(This is part of a series of blog posts documenting my work to train a model that detects redactions in documents. To read other posts, check out the
Last time I wrote about my work on this project, I’d just finished creating synthetic image data to supplement my manual annotations. Before integrating those into the model training, I wanted to make changes to a few hyper parameters to ensure that I’m getting as much out of the current configuration as possible.
I focused on three ways of improving the model’s performance, each of which ended up having an effect albeit in different ways.
Increasing the image size
When I started the project, I set the size of the images that would be passed into the training as the training dataset to 384x384 pixels. (It is a convention relating to how some of the older pre-trained models (like EfficientDet) were such that the image size must be divisible by 128.) This turned out to be too small.
The next steps up were 512 and 640. The GPU / hardware on which I was training my model seemed to have no problem with either of these image sizes and the performance increased as I worked with either 512 or 640 as the base image sizes.
Increasing the batch size
Another important lever at my disposal was either to increase the batch size (the number of images that are used in each epoch) or to decrease the learning rate. (A useful Twitter thread by Boris Dayma explains some of the tradeoffs for one versus the other, along with some references to things to read).

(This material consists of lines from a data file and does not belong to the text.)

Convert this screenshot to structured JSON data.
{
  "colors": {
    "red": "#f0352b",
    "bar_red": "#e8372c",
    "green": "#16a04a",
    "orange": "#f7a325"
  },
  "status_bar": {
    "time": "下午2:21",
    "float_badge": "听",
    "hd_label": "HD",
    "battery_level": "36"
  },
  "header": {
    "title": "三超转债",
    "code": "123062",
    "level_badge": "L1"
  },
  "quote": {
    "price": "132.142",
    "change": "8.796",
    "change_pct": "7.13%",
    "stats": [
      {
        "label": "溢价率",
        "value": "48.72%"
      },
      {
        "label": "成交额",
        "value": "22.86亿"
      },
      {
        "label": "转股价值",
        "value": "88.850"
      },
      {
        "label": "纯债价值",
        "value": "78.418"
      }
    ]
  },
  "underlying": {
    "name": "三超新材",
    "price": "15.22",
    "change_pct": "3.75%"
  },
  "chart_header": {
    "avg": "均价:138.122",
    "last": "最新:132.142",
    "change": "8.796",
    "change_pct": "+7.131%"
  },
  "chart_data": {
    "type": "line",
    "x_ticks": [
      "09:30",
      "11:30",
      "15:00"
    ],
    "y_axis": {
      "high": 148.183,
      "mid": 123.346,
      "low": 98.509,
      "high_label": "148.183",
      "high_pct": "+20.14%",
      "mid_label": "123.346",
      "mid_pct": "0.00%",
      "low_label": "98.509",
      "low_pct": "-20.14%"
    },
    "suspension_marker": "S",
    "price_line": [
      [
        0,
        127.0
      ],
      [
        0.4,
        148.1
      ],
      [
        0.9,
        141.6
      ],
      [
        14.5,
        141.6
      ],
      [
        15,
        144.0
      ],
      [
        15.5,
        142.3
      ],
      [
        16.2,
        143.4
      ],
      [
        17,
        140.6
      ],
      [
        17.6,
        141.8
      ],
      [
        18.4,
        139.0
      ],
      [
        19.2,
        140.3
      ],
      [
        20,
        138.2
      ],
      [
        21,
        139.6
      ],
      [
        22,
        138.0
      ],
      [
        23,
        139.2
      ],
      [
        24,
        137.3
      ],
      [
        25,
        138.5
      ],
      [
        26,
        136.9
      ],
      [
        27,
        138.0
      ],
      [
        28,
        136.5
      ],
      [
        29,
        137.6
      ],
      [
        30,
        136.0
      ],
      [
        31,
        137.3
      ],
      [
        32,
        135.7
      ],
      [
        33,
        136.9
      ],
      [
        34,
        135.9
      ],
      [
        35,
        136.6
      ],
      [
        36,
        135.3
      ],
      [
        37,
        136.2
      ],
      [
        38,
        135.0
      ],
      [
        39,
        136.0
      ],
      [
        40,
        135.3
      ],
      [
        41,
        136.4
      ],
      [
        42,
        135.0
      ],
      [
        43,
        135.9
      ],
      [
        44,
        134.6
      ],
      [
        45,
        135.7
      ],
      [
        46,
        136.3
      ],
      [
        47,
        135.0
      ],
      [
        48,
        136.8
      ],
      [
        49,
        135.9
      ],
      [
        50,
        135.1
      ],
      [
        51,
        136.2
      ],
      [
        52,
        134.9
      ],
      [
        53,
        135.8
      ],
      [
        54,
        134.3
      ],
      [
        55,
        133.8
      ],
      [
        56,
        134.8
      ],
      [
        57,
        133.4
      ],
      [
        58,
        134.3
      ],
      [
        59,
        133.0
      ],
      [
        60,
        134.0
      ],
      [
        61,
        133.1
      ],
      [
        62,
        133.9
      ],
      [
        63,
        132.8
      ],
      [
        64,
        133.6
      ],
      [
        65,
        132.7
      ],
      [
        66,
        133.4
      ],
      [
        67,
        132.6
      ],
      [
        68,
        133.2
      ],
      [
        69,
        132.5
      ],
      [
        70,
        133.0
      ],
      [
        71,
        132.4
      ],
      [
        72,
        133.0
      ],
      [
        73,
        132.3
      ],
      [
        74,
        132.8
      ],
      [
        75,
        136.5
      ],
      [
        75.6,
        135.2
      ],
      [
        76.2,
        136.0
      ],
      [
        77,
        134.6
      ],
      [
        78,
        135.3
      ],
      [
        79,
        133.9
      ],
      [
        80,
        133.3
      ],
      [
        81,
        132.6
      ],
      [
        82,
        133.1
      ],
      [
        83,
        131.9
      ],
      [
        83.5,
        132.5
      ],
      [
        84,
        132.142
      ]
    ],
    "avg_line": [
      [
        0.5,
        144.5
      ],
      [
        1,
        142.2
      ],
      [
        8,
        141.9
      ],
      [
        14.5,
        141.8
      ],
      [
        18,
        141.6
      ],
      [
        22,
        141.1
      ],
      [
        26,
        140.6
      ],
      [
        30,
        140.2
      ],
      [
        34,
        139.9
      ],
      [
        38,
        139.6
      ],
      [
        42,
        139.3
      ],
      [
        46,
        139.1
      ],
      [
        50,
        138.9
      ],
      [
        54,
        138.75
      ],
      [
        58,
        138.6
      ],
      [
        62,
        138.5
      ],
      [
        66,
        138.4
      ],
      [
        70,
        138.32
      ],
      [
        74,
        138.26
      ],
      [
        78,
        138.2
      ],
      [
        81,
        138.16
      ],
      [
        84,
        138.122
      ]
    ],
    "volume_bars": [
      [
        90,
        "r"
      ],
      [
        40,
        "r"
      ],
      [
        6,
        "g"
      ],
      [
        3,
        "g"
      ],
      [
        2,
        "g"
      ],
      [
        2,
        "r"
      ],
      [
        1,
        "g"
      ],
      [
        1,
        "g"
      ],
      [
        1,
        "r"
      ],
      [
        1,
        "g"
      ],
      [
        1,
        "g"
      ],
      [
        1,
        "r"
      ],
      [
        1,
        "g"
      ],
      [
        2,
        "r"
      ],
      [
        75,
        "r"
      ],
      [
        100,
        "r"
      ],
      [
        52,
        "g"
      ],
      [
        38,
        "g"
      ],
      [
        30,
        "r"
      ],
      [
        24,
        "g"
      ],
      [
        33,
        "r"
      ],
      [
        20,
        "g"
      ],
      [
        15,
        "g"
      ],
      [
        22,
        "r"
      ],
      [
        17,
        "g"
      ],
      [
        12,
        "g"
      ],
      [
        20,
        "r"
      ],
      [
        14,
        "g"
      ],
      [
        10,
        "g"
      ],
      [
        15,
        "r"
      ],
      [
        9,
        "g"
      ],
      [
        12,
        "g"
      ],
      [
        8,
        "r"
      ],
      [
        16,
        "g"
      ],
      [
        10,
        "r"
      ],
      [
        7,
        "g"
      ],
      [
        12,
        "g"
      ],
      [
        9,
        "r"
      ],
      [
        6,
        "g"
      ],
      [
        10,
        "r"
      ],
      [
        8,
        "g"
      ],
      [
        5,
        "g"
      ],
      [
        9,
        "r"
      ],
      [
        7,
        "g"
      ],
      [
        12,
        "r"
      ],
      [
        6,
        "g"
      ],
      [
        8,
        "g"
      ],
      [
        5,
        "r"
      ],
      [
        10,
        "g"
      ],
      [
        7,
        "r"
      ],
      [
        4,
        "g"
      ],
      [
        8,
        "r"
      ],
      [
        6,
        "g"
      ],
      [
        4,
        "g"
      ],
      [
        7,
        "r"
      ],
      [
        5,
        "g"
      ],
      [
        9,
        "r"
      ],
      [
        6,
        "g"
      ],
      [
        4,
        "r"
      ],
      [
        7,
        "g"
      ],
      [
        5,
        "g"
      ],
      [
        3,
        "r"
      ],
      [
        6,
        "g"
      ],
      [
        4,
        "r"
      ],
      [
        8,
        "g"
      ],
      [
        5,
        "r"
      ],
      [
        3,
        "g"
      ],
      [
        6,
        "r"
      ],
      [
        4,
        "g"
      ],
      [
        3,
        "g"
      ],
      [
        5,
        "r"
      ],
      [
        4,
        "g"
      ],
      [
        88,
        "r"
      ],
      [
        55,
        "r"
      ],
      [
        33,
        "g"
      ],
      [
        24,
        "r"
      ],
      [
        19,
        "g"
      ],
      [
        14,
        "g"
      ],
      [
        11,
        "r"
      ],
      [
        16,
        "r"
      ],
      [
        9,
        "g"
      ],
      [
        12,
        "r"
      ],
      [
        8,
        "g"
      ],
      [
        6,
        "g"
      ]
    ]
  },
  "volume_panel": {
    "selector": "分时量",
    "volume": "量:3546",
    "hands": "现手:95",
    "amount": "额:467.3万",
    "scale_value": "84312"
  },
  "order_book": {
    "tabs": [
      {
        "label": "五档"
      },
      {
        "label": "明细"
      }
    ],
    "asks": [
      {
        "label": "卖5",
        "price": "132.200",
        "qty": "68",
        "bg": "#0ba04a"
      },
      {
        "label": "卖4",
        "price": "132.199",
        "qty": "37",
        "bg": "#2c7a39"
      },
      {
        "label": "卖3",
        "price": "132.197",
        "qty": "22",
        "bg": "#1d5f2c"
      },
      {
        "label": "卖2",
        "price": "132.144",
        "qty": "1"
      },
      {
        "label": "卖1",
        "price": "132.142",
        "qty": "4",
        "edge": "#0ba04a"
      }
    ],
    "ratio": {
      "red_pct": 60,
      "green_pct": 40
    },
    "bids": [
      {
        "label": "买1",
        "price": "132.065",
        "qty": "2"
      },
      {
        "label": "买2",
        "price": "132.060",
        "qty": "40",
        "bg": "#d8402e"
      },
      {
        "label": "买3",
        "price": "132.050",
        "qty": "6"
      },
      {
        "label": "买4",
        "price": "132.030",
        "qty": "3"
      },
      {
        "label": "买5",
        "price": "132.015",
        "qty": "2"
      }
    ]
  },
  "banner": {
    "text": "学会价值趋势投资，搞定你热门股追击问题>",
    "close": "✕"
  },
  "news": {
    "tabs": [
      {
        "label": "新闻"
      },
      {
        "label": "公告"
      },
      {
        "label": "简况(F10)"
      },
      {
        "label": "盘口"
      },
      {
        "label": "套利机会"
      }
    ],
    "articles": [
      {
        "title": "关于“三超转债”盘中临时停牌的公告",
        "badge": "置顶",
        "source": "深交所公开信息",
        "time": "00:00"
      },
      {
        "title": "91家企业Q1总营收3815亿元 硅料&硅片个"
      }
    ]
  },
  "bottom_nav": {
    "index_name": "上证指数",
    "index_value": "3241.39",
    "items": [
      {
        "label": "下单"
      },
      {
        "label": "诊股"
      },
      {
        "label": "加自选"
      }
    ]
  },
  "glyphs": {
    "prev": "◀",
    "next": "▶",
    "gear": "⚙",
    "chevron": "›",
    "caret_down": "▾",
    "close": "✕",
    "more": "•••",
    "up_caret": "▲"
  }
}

I had started off with a batch size of 8, but increasing to 16 and then 32 had a big effect on my model’s performance:
Batch sizes of both 16 and 32 eventually converged on more or less the same COCOMetric score of around 74%. The validation loss rate showed pretty clearly that the highest (32) batch size overfit far faster than for 16. It seems that 16 is the best choice for now.
Backbone model size
The way I’ve set things up to train this object detection model requires two main choices in terms of architecture: a particular pre-trained model and a backbone. VFNet (as mentioned previously) outperformed basically everything else I’ve tried and I think it seems to be a clear best choice for the model. In terms of the backbone, I’d been using resnet50 until now, but following some of the above experiments, it made sense to try increasing the backbone size as well. (An obvious disadvantage to this approach was slower training times and a larger final model size.)
In this image you can see the stages of improvements we made throughout this whole process.
vfnet-pre-synthetic-base was the lowest performer at the beginning, then doubling the batch size gave another boost of almost 8% to our model performance. Then the final increase to the backbone size added another 4% increase bringing us to a score of around 78% for the COCOMetric.
It remains to be seen how much of these changes will make sense when I introduce the synthetic data, or if there are more effective boosters to the model performance in the form of adding annotations to areas where the model struggles the most.